Thanks to parallel execution, the equivalent of 72 CPU hours of work has been completed in just about 18 minutes. One important note: The extent to which Dataflow scales your workload might be limited by quotas. In particular, the Compute Engine API in-use IP addresses quota that has a default of 8 per region in newly created GCP projects can limit the amount of compute instances provisioned for the job (because every worker instance needs an IP address). Therefore, make sure to request a quota increase in advance should you find the existing quota to be too low.
And here we have it: 1 million text files and one CSV, ready to be imported into AutoML.


Takeaways
Now that the hassle of preparing this dataset has evaporated into the cloud, let’s draw some conclusions:
- Horizontal instead of vertical scaling. A lot of data scientists I know are fixated with vertical scaling. It doesn’t fit into memory? Let’s get a larger instance with more RAM. However, just throwing more memory at the problem while sticking with in-memory processing gives away the benefits of parallelising workloads and hence getting done more in less time. For the data analysis in BigQuery I didn’t have to spend a second considering how much memory it would require – I just opened the BigQuery UI and started querying. And the workers for my Dataflow job were all n1-standard-1 VMs with 1 vCPU and 3.75 GB of memory. The only instance that could face a memory bottleneck is the worker that collects and concatenates the 1 million rows before writing them to a text file. In this case, the resulting string used 123 MB, so not even close to hitting a limit. And if we did, we’d just create sharded files instead of one single file.

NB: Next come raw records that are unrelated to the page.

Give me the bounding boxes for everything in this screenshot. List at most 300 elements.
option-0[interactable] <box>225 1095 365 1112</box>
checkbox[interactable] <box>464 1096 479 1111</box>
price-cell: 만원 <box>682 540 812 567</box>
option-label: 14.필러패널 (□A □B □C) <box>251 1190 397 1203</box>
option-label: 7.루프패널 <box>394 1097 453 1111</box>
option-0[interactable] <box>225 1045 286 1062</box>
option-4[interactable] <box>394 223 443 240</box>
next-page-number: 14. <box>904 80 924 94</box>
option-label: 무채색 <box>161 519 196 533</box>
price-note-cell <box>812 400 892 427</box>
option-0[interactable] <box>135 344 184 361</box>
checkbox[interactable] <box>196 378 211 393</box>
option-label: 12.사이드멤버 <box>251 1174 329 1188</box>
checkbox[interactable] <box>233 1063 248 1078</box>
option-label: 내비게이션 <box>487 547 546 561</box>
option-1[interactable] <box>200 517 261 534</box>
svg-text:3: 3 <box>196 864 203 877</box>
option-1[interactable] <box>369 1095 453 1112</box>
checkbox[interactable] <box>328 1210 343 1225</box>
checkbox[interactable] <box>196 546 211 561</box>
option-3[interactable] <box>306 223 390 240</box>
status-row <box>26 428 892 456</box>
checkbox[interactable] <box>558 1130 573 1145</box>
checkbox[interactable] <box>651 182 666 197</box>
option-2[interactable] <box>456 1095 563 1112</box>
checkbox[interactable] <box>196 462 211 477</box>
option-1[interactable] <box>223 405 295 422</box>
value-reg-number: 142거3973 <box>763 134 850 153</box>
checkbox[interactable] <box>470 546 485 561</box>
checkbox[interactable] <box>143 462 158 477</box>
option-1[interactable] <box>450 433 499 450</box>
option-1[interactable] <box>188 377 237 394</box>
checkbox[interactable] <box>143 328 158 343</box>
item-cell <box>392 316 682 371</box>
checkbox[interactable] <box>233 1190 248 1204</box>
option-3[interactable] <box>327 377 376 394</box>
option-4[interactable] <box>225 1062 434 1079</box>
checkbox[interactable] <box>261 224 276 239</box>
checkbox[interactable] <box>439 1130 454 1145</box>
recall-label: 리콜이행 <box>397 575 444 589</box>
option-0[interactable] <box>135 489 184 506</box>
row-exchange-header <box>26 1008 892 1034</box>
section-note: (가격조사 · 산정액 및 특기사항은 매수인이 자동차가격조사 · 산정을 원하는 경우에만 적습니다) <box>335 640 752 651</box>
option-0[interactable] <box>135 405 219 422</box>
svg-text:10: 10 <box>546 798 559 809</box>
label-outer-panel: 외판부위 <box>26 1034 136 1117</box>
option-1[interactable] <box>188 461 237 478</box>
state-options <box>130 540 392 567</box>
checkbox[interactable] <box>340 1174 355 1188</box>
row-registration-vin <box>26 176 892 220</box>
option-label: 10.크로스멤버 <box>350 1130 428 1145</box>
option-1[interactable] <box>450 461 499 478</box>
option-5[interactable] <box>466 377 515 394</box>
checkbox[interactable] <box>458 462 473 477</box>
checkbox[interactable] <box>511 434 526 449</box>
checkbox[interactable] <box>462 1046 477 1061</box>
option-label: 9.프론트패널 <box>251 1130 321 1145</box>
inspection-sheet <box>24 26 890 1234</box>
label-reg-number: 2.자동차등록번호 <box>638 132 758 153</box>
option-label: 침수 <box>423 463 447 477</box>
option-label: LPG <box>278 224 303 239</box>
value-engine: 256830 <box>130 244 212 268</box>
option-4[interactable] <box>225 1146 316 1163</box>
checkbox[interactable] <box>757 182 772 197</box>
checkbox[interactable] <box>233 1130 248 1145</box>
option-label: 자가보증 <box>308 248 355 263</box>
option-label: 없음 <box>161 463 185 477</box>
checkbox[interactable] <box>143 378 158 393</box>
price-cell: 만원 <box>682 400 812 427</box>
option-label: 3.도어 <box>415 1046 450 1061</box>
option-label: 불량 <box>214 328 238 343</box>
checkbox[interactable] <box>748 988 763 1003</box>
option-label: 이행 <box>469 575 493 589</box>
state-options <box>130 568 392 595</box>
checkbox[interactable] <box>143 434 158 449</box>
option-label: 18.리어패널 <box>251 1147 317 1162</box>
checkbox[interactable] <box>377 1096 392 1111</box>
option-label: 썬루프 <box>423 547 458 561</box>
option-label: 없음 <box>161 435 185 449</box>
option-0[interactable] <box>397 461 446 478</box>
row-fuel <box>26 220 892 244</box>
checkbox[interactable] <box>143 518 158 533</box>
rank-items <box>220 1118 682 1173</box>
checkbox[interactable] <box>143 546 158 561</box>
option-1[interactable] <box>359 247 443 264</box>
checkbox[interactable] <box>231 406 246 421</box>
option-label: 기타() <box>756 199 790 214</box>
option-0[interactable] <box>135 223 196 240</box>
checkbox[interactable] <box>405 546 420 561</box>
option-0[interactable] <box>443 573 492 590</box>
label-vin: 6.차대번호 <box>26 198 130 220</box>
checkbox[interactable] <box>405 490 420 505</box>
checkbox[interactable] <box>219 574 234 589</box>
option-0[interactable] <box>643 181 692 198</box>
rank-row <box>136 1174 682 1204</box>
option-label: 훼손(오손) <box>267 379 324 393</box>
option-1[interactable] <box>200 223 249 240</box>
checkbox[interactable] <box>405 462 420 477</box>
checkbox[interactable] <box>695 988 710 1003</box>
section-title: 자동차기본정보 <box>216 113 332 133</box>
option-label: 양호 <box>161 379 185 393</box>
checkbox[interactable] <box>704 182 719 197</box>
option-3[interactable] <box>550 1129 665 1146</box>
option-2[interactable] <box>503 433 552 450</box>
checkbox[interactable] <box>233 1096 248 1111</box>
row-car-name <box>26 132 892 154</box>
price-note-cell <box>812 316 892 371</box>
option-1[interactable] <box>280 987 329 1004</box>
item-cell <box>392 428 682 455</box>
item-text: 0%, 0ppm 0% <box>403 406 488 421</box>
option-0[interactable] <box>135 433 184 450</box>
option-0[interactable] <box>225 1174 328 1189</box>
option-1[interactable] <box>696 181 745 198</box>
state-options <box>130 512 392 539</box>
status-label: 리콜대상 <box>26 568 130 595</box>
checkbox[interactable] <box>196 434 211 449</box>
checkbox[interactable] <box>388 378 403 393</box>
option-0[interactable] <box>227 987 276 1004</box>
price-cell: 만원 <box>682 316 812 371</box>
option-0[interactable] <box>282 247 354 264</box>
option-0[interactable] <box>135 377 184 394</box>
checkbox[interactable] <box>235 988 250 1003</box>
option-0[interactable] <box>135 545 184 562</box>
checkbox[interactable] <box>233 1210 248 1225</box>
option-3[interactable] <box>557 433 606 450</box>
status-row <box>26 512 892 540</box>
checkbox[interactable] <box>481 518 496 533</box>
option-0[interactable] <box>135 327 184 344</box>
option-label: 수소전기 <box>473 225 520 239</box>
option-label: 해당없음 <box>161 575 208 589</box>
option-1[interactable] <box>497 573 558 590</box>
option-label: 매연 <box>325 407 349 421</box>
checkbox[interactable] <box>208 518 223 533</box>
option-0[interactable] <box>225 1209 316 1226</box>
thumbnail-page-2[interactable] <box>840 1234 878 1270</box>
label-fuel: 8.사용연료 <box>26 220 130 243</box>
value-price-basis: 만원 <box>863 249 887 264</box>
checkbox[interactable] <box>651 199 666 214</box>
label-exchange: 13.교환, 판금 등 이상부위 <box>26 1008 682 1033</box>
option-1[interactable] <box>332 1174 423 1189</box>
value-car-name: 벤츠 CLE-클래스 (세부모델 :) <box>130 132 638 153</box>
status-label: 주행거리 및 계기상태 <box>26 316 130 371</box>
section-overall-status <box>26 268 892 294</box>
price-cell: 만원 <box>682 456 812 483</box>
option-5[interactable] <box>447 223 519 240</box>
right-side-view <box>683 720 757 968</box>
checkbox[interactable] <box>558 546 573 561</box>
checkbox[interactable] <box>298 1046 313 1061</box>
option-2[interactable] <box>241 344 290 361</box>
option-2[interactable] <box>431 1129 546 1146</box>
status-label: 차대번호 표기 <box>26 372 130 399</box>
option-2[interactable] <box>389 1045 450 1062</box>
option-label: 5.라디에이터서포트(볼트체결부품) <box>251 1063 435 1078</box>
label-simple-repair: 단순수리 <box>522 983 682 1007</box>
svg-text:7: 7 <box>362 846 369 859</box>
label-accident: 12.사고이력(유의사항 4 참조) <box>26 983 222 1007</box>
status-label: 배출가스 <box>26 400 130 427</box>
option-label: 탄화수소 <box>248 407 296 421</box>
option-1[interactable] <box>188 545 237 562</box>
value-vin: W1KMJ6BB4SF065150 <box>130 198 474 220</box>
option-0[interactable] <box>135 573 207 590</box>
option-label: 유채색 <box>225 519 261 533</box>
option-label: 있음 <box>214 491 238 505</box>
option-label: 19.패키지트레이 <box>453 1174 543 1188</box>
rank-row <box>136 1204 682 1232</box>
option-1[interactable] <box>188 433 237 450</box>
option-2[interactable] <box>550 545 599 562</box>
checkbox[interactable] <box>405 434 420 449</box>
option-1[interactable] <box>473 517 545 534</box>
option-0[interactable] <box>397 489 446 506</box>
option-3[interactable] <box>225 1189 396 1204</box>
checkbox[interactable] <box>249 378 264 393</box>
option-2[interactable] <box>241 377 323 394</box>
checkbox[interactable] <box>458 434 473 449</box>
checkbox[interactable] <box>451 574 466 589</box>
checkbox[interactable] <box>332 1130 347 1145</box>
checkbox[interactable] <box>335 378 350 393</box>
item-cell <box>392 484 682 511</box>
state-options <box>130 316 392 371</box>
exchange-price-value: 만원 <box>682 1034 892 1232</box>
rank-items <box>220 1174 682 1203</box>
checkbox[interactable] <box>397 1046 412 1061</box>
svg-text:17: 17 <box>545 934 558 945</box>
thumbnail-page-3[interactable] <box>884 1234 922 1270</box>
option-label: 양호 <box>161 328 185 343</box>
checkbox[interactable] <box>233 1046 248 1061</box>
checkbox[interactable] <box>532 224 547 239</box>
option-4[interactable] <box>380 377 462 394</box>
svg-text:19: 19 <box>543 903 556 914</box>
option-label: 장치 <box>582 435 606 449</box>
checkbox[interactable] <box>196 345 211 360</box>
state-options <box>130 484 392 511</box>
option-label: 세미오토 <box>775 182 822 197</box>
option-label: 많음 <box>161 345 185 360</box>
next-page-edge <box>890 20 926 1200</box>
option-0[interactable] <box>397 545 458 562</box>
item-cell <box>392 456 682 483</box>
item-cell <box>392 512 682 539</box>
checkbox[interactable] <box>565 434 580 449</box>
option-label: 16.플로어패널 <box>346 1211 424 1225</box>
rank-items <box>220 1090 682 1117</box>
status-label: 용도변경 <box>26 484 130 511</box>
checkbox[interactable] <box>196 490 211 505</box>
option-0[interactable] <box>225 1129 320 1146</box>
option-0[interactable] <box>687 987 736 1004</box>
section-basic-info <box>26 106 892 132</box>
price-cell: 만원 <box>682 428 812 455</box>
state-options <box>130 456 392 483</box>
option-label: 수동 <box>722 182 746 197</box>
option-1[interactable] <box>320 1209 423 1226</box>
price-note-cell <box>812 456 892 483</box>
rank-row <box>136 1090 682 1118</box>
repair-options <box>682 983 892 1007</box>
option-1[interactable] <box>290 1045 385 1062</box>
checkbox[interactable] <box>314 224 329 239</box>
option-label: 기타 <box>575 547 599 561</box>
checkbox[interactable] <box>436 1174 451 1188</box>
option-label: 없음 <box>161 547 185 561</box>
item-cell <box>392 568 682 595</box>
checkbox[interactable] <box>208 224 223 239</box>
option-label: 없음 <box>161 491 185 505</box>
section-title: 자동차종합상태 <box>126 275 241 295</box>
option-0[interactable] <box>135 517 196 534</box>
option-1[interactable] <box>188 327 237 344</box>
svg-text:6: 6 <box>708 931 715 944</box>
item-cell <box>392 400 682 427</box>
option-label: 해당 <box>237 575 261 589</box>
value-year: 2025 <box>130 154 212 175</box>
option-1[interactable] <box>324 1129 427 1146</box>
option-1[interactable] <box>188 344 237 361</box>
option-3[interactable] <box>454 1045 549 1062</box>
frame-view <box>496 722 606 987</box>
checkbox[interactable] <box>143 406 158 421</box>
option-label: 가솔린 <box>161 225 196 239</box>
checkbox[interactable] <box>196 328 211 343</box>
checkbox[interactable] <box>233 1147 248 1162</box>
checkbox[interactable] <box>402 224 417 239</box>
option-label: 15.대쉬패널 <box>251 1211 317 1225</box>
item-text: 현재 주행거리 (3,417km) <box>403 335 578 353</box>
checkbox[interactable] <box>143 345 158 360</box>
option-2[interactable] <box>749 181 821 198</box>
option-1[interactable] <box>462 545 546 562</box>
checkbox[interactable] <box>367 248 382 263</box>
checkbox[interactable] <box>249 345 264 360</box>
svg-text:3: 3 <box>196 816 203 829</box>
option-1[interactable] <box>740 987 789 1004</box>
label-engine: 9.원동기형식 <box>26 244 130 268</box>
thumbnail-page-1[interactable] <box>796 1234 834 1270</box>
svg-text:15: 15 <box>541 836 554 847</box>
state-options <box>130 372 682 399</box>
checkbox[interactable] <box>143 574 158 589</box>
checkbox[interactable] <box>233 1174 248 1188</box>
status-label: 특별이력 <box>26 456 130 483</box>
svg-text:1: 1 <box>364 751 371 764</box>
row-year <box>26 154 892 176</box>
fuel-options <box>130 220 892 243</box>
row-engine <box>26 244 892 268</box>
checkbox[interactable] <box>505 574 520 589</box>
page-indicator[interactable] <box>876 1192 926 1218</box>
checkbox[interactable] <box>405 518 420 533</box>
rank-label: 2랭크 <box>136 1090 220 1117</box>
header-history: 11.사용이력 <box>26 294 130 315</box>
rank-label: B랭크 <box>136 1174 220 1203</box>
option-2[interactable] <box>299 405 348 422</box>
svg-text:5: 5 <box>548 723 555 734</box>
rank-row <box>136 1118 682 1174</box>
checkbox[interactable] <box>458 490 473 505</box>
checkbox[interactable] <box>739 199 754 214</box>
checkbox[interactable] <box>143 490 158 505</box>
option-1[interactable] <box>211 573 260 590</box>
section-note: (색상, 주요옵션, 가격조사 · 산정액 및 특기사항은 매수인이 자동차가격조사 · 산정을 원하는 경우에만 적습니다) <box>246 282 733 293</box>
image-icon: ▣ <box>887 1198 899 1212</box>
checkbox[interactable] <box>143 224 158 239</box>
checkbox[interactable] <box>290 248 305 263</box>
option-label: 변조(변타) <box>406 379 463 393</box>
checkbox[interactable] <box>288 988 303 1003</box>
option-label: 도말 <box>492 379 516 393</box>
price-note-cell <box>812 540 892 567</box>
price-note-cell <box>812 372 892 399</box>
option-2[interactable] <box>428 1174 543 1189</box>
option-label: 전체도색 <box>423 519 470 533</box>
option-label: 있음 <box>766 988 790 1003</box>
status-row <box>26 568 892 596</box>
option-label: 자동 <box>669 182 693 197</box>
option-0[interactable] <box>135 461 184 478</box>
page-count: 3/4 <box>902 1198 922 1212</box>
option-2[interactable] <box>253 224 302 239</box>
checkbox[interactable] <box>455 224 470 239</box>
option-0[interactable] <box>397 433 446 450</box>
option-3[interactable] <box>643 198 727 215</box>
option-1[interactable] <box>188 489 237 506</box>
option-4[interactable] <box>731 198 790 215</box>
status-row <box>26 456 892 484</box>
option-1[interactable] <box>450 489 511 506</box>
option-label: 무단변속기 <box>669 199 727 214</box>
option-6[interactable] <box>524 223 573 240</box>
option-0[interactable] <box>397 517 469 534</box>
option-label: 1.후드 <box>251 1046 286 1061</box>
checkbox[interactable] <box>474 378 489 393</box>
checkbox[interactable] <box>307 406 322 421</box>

- Use the specialised Data Engineering tools on GCP. Why bother launching a Jupyter notebook and loading data into pandas every time you want to work with it when instead, you can just dump the data into BigQuery where it is persisted, allowing you to query it ad-hoc and in almost no time? You’re likely done with your data analysis in BigQuery by the time your Jupyter instance would have finished spinning up and you’ve managed to load all the data into a pandas DataFrame. You can still use Jupyter of course – it has its merits for data science tasks after all. But use it to query BigQuery and to write Apache Beam pipelines rather than to process the data in-memory. By the way: There are also a lot of ready-to-use Dataflow templates, so you may not even have to write your own pipeline.
- Lean and reusable process. The workflow with BigQuery and Apache Beam is lean and flexible. Need another training set with different features? Just write the query needed, start the pipeline, and 20 minutes later, you’re already importing your new dataset into AutoML. What if we want to train our own model in TensorFlow with the same datasets? Modify the Apache Beam pipeline slightly to output TFRecord files and you’re set.
- Efficient use of infrastructure. Working with these tools is efficient not only in terms of time spent, but also with respect to infrastructure usage and hence costs. As both BigQuery and Dataflow are serverless, there is no under or over-utilised infrastructure and no fixed costs (besides storage costs of course which are negligible in most cases). Given the ephemeral nature of the workload and the limited financial commitment that is needed, you might want to consider using GCP for this kind of data engineering tasks even if it isn’t your default workhorse.